Online fashion pioneer Boohoo has delivered a bumper rise in sales and profits and raised already-ambitious forecasts for future growth.
Its fast-fashion strategy has seen young consumers flock to its sites, including recently acquired brands Nasty Gal and PrettyLittleThing.
Revenues doubled and profits jumped 41% in the six months to 31 August, compared with the previous year.
However, the rise did not stop Boohoo’s share price falling about 10%.
Although the company upgraded its forecasts on future sales revenue, a failure to also raise profit guidance led to a sell-off of the shares, which have soared in value this year.
“The strong performance in the first half-year and our expectations for the second half have given us confidence to raise guidance for the full year,” said joint chief executives Mahmud Kamani and Carol Kane in a statement.

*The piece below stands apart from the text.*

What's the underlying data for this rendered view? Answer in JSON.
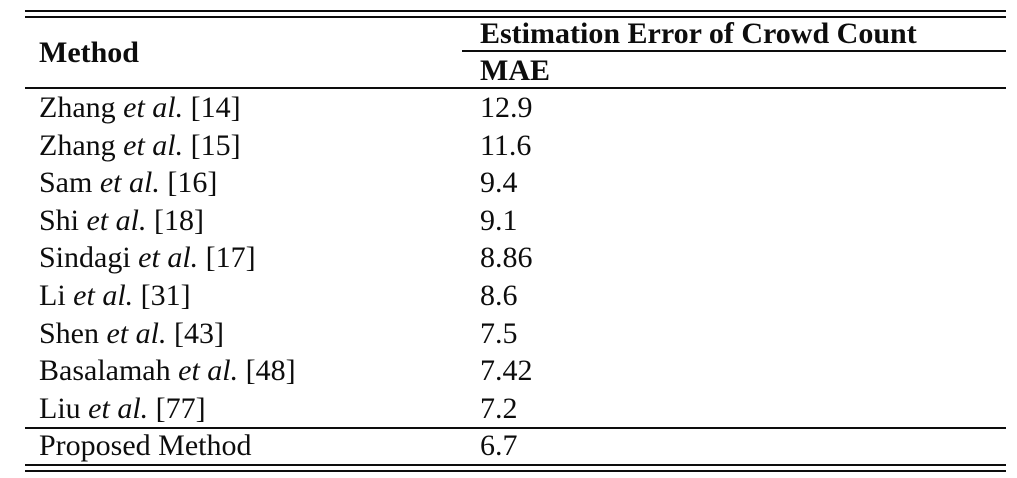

The Manchester-based company has seen sales and its share price soar in recent years, as younger customers have been won over by its relatively low prices on up-to-date fashion.
However, the shares slipped almost 10% in late morning trading, valuing the company at £2.7bn. The stock has risen 142% in the past 12 months.
Analysts said that its recent strong performance and over-optimistic expectations had led to the share price fall on Wednesday.
Adam Tomlinson, research analyst at Liberum, said that although Boohoo forecast higher revenues, there was no further upgrade on profit guidance.
“While top line momentum continues to be very strong, management is increasing investment into the product, pricing and marketing to strengthen the platform for future growth”, he said
Boohoo’s business model, known as “test and repeat”, is built around market-testing a wide range of items on its site. The ones that prove popular are then reordered.
By manufacturing half of its products in the UK the firm says its can offer typical turnaround times for new styles of about four to six weeks.
Rather than rely on traditional marketing, Boohoo focuses on social media influencers, bloggers, student campus tours and events such as shoots with reality TV stars from the hit summer show Love Island, to win over its target market of 16-30 year olds.
This year Boohoo acquired another fast-fashion brand aimed at younger consumers, PrettyLittleThing, which was founded by Mr Kamani’s son, and offers “hottest fashions and celebrity looks”.
It also bought the intellectual property of US retailer Nasty Gal, which filed for bankruptcy in February.
Mr Kamani and Ms Kane said that PrettyLittleThing was gaining recognition amongst target consumers both in the UK and internationally, adding that boohooMan was also performing well.
“The integration of the two new brands has been successful, adding diversity to our business,” they said.
Active customer numbers were up 29% over the year, the company added.